Maria Tidwell returned to her native Texas in 2009 after years in New York. She got hired as a code enforcer in the little town of Gladewater, and started looking for what needed improvement. She didn’t have to look far.
“We need everything,” she says. New streets, new water and sewer lines, but especially new sidewalks (the town has none), so school children won’t have to walk in the streets.
The federal government considers Gladewater “impoverished,” Tidwell says, and it accurately depicts the former oil boomtown of 6,100 people, 120 miles east of Dallas.
Tidwell knew Gladewater needed federal help. But the town had little history of seeking and receiving federal funds. “I felt instantly discouraged and overwhelmed,” she says, “because while I am training to become a building inspector, I’m not a professional grant-writer.”
She found a lifeline in the Local Infrastructure Hub. Founded in 2022, the national program helps small- and mid-sized cities develop competitive infrastructure grant applications. Many new grants are available through recent measures such as the Bipartisan Infrastructure Law, and Tidwell was eager to tap them. She participated in one of the hub’s online bootcamps for writing grants. “I got real excited,” she says. “I thought, ‘I can do this.’”

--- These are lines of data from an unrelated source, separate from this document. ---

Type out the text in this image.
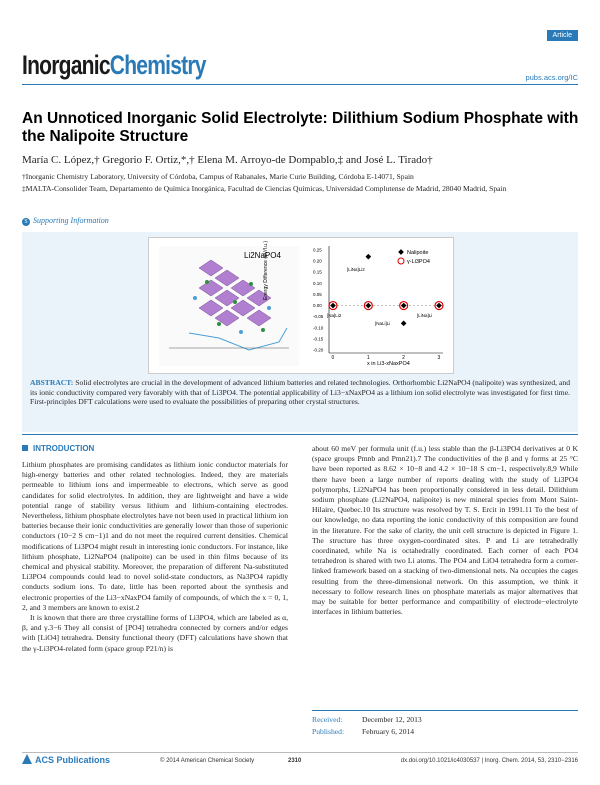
InorganicChemistry
Article
pubs.acs.org/IC
An Unnoticed Inorganic Solid Electrolyte: Dilithium Sodium Phosphate with the Nalipoite Structure
María C. López,† Gregorio F. Ortiz,*,† Elena M. Arroyo-de Dompablo,‡ and José L. Tirado†
†Inorganic Chemistry Laboratory, University of Córdoba, Campus of Rabanales, Marie Curie Building, Córdoba E-14071, Spain
‡MALTA-Consolider Team, Departamento de Química Inorgánica, Facultad de Ciencias Químicas, Universidad Complutense de Madrid, 28040 Madrid, Spain
S Supporting Information
Li2NaPO4
Energy Difference (eV/f.u.)
x in Li3-xNaxPO4
Nalipoite
γ-Li3PO4
[LiNa]Li2
[Na]Li2
[NaLi]Li
[LiNa]Li
0.25
0.20
0.15
0.10
0.05
0.00
-0.05
-0.10
-0.15
-0.20
0	1	2	3
ABSTRACT: Solid electrolytes are crucial in the development of advanced lithium batteries and related technologies. Orthorhombic Li2NaPO4 (nalipoite) was synthesized, and its ionic conductivity compared very favorably with that of Li3PO4. The potential applicability of Li3−xNaxPO4 as a lithium ion solid electrolyte was investigated for first time. First-principles DFT calculations were used to evaluate the possibilities of preparing other crystal structures.
INTRODUCTION

Lithium phosphates are promising candidates as lithium ionic conductor materials for high-energy batteries and other related technologies. Indeed, they are materials permeable to lithium ions and impermeable to electrons, which serve as good candidates for solid electrolytes. In addition, they are lightweight and have a wide potential range of stability versus lithium and lithium-containing electrodes. Nevertheless, lithium phosphate electrolytes have not been used in practical lithium ion batteries because their ionic conductivities are generally lower than those of superionic conductors (10−2 S cm−1)1 and do not meet the required current densities. Chemical modifications of Li3PO4 might result in interesting ionic conductors. For instance, like lithium phosphate, Li2NaPO4 (nalipoite) can be used in thin films because of its chemical and physical stability. Moreover, the preparation of different Na-substituted Li3PO4 compounds could lead to novel solid-state conductors, as Na3PO4 rapidly conducts sodium ions. To date, little has been reported about the synthesis and electronic properties of the Li3−xNaxPO4 family of compounds, of which the x = 0, 1, 2, and 3 members are known to exist.2

It is known that there are three crystalline forms of Li3PO4, which are labeled as α, β, and γ.3−6 They all consist of [PO4] tetrahedra connected by corners and/or edges with [LiO4] tetrahedra. Density functional theory (DFT) calculations have shown that the γ-Li3PO4-related form (space group P21/n) is

about 60 meV per formula unit (f.u.) less stable than the β-Li3PO4 derivatives at 0 K (space groups Pmnb and Pmn21).7 The conductivities of the β and γ forms at 25 °C have been reported as 8.62 × 10−8 and 4.2 × 10−18 S cm−1, respectively.8,9 While there have been a large number of reports dealing with the study of Li3PO4 polymorphs, Li2NaPO4 has been proportionally considered in less detail. Dilithium sodium phosphate (Li2NaPO4, nalipoite) is new mineral species from Mont Saint-Hilaire, Quebec.10 Its structure was resolved by T. S. Ercit in 1991.11 To the best of our knowledge, no data reporting the ionic conductivity of this composition are found in the literature. For the sake of clarity, the unit cell structure is depicted in Figure 1. The structure has three oxygen-coordinated sites. P and Li are tetrahedrally coordinated, while Na is octahedrally coordinated. Each corner of each PO4 tetrahedron is shared with two Li atoms. The PO4 and LiO4 tetrahedra form a corner-linked framework based on a stacking of two-dimensional nets. Na occupies the cages resulting from the three-dimensional network. On this assumption, we think it necessary to follow research lines on phosphate materials as major alternatives that may be suitable for better performance and compatibility of electrode−electrolyte interfaces in lithium batteries.

Received:	December 12, 2013
Published: February 6, 2014
ACS Publications	© 2014 American Chemical Society	2310	dx.doi.org/10.1021/ic4030537 | Inorg. Chem. 2014, 53, 2310−2316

Gladewater is seeking a “Safe Streets for All” grant through the U.S. Department of Transportation. The grant would include $250,000 to plan sidewalks and safe crosswalks. They’re needed more than ever, Tidwell says, because more school children will soon be walking when the local school district reduces its use of buses.

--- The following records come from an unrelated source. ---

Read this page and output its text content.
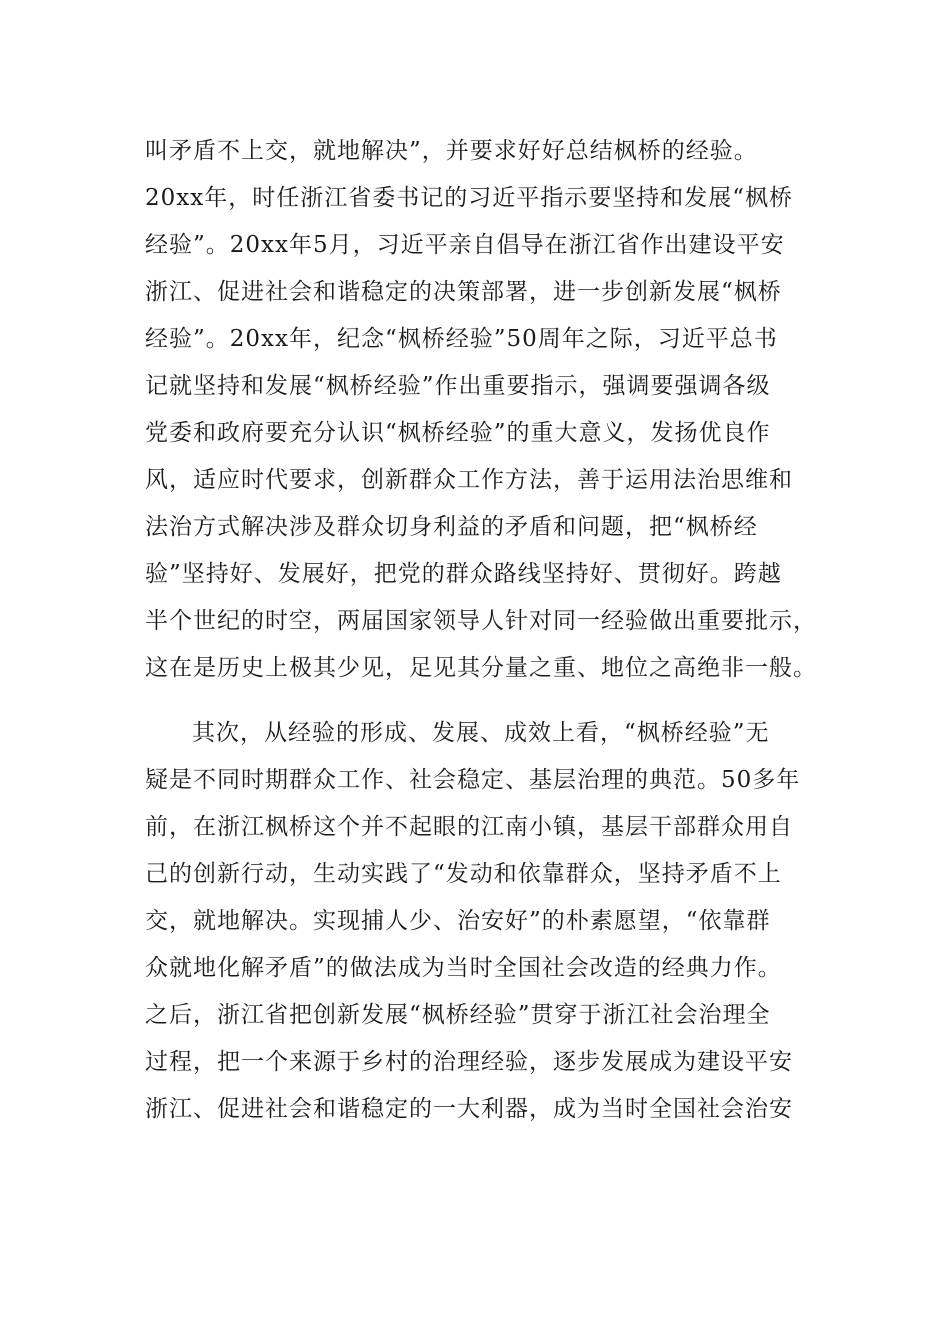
叫矛盾不上交，就地解决”，并要求好好总结枫桥的经验。
20xx年，时任浙江省委书记的习近平指示要坚持和发展“枫桥
经验”。20xx年5月，习近平亲自倡导在浙江省作出建设平安
浙江、促进社会和谐稳定的决策部署，进一步创新发展“枫桥
经验”。20xx年，纪念“枫桥经验”50周年之际，习近平总书
记就坚持和发展“枫桥经验”作出重要指示，强调要强调各级
党委和政府要充分认识“枫桥经验”的重大意义，发扬优良作
风，适应时代要求，创新群众工作方法，善于运用法治思维和
法治方式解决涉及群众切身利益的矛盾和问题，把“枫桥经
验”坚持好、发展好，把党的群众路线坚持好、贯彻好。跨越
半个世纪的时空，两届国家领导人针对同一经验做出重要批示，
这在是历史上极其少见，足见其分量之重、地位之高绝非一般。
其次，从经验的形成、发展、成效上看，“枫桥经验”无
疑是不同时期群众工作、社会稳定、基层治理的典范。50多年
前，在浙江枫桥这个并不起眼的江南小镇，基层干部群众用自
己的创新行动，生动实践了“发动和依靠群众，坚持矛盾不上
交，就地解决。实现捕人少、治安好”的朴素愿望，“依靠群
众就地化解矛盾”的做法成为当时全国社会改造的经典力作。
之后，浙江省把创新发展“枫桥经验”贯穿于浙江社会治理全
过程，把一个来源于乡村的治理经验，逐步发展成为建设平安
浙江、促进社会和谐稳定的一大利器，成为当时全国社会治安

If the “action plan” grant comes through, she says, she will seek an implementation grant of $1.5 million to $2 million.
Tidwell recently earned her master’s degree in public administration from the University of Texas at Tyler. Her experiences in Gladewater helped with her thesis topic: bureaucracy in city governments.
She is now a champion of infrastructure grants, urging other local governments to pursue them—with the Local Infrastructure Hub’s help, if possible.
“I’m really excited about what they’ve done,” Tidwell says. “I would never have tried to do something like this. In the bootcamp and a coaching session, they went through it line by line. It was invaluable.”
She said U.S. Department of Transportation officials also provided crucial guidance as she finalized her grant proposal.
The Local Infrastructure Hub is led and funded by Bloomberg Philanthropies, the Ballmer Group, Emerson Collective, Ford Foundation and The Kresge Foundation. Its partners include the U.S. Conference of Mayors, National League of Cities, and Results for America.
The hub’s programming has attracted more than 1,000 attendees nationwide. The bootcamps have provided assistance to cities, towns and villages on funding available through the Bipartisan Infrastructure Law and the Inflation Reduction Act, from replacing crumbling infrastructure to increasing energy efficiency, to building stronger communities.